Let's talk about fresh herbs, people: everyone should be growing lots of them at home. Apartment people, stop creeping backwards away from this conversation, you too can grow herbs in pots indoors and they look and smell great. Just be careful not to keep mint too close to other herbs because it will invade and take over everything. But for goodness sake please grow mint, especially in the summer because I want that shit on everything. When you're cooking a dish and you are using fresh herbs, remember that fresh leafy herbs can only withstand about twenty minutes of heat and they bruise badly, so chop your parsley, cilantro, etc. at the last minute and simply finish your dish with it, don't cook with it. Dry herbs in your pantry actually taste better the more time you let them cook and it especially helps to toast your dry herbs in the pan in some oil or butter a little bit to open up the flavor. If you're buying fresh herbs from the supermarket, fill a glass halfway with water and put the herbs in the glass and keep it in the fridge, you'll get a lot more mileage out of it. Herbs make everything taste fresher than the Prince of Bel-Air, so remember that the herb is the word.

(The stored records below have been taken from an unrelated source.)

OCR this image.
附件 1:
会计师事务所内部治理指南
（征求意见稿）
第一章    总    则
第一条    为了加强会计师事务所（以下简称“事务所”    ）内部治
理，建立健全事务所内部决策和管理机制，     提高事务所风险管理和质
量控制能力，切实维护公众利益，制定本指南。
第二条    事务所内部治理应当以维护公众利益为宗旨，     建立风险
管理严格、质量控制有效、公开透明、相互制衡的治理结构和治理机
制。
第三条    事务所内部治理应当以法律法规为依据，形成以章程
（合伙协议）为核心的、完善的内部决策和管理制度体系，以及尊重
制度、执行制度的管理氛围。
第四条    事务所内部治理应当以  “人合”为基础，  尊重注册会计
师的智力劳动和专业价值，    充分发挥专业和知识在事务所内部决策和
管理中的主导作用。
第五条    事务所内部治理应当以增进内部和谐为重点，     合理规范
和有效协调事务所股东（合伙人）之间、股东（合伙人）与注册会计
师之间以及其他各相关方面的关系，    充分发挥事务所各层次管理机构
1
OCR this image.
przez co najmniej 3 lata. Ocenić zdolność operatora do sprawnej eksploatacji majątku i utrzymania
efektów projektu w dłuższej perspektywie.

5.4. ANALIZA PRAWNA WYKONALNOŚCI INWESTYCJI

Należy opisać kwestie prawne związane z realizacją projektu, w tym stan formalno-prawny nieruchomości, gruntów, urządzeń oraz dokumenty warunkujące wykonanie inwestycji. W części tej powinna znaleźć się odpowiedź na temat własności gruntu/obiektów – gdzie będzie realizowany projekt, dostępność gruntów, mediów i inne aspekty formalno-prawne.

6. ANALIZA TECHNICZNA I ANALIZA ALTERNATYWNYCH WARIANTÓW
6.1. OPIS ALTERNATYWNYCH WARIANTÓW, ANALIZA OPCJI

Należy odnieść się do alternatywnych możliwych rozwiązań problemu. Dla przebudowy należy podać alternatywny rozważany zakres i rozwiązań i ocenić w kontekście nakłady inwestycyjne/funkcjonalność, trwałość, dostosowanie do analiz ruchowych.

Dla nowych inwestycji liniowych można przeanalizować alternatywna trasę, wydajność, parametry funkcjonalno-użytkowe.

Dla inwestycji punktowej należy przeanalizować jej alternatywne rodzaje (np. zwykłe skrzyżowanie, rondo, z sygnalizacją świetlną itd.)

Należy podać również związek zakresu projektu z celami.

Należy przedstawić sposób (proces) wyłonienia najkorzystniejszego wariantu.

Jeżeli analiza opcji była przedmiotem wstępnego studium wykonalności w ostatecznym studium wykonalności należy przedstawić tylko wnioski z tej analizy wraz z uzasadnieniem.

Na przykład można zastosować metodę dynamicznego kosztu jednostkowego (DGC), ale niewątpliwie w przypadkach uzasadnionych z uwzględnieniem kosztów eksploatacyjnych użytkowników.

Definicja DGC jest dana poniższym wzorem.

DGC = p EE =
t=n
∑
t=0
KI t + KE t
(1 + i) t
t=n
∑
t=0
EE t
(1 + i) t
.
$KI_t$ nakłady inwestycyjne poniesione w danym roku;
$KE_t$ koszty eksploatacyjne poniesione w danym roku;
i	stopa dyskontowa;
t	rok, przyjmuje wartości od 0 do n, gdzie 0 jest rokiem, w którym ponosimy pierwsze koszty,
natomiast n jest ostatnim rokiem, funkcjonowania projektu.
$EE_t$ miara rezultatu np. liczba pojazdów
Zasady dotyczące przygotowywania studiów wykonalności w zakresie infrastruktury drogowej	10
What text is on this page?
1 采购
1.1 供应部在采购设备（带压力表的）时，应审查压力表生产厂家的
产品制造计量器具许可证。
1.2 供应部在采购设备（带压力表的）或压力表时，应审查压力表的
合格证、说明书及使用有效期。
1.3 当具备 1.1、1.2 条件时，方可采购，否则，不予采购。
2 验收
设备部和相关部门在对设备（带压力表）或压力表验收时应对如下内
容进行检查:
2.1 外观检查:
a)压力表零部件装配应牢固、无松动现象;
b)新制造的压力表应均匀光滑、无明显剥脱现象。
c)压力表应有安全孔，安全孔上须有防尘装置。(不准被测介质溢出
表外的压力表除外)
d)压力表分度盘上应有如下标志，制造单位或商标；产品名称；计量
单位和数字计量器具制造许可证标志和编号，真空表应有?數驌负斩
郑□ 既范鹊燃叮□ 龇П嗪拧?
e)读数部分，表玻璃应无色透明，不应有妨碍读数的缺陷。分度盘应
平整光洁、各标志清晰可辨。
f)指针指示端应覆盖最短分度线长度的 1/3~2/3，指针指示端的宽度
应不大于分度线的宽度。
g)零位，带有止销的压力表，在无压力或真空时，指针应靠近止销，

Have you ever heard of FIFO? Ask any restaurant chef and they'll tell you. It's an acronym: first in, first out. This is a way of life in a kitchen for restocking and organizing pantries and walk-ins and it can be applied to your own home to minimize food waste due to spoilage or dumbness. Here's how it works in a restaurant: when food is delivered, it is labelled with a date and placed behind its counterpart that is already in stock. For example, think about how your grocery store stocks the milk and dairy products from the back so that the rotation of milk, as customers are taking it, is maximizing its potential to not spoil. This works for anything that you have a lot of in your refrigerator or pantry. Keep a Sharpie handy in your kitchen and label items that you don't want to get confused and make sure you are utilizing the older products first. This is also great for labelling leftovers so stick a post-it note or write the day that it was made and use good judgement when you're lazy eating and reaching for the two week old globular remains of what had formerly been a veggie stir fry. Be better than that. Everything in a restaurant has a labelled date because it keeps everyone organized and when the health inspector comes they will throw out prepared food without a date-prepared label. It cuts costs in your budget and makes you more aware of what you're using the most and how often you're using it. It may seem anal-retentive at first but give it a try and start treating your kitchen like a restaurant kitchen and the effects will seep into other areas of your organization. GO FIFO!
Meat is expensive and quality matters, so unless you're a vegetarian you owe it you yourself to be informed. There are countless resources to get educated about your meat but most people don't utilize their best and most obvious resource: your local butcher! Want to know why Boston Butt isn't butt meat? Want to know why sirloin and ribeye taste/are priced differently? Is your meat grass or corn fed? Where does it come from? Just ask your butcher! Know her/his name and remember it, greet them kindly and become someone they look forward to seeing and talking to. Most friendly people like to share what they are good at with others, so if your butcher is being a hard-ass find a new one. My butcher is the greatest, he gives me free fat back when I'm making sausages, he even told me where to find the best hog casings in town. Butchers can be a font of information, you just need to start asking questions. What looks good today? How would you season and cook it? Something to keep in mind, however, is that the price of your protein goes up every time your butcher touches it with a knife so if you don't know how to fabricate it yourself, ask them to show you the first time and start trying it on your own at home. Information is power, so start getting answers from the source and get butch, people!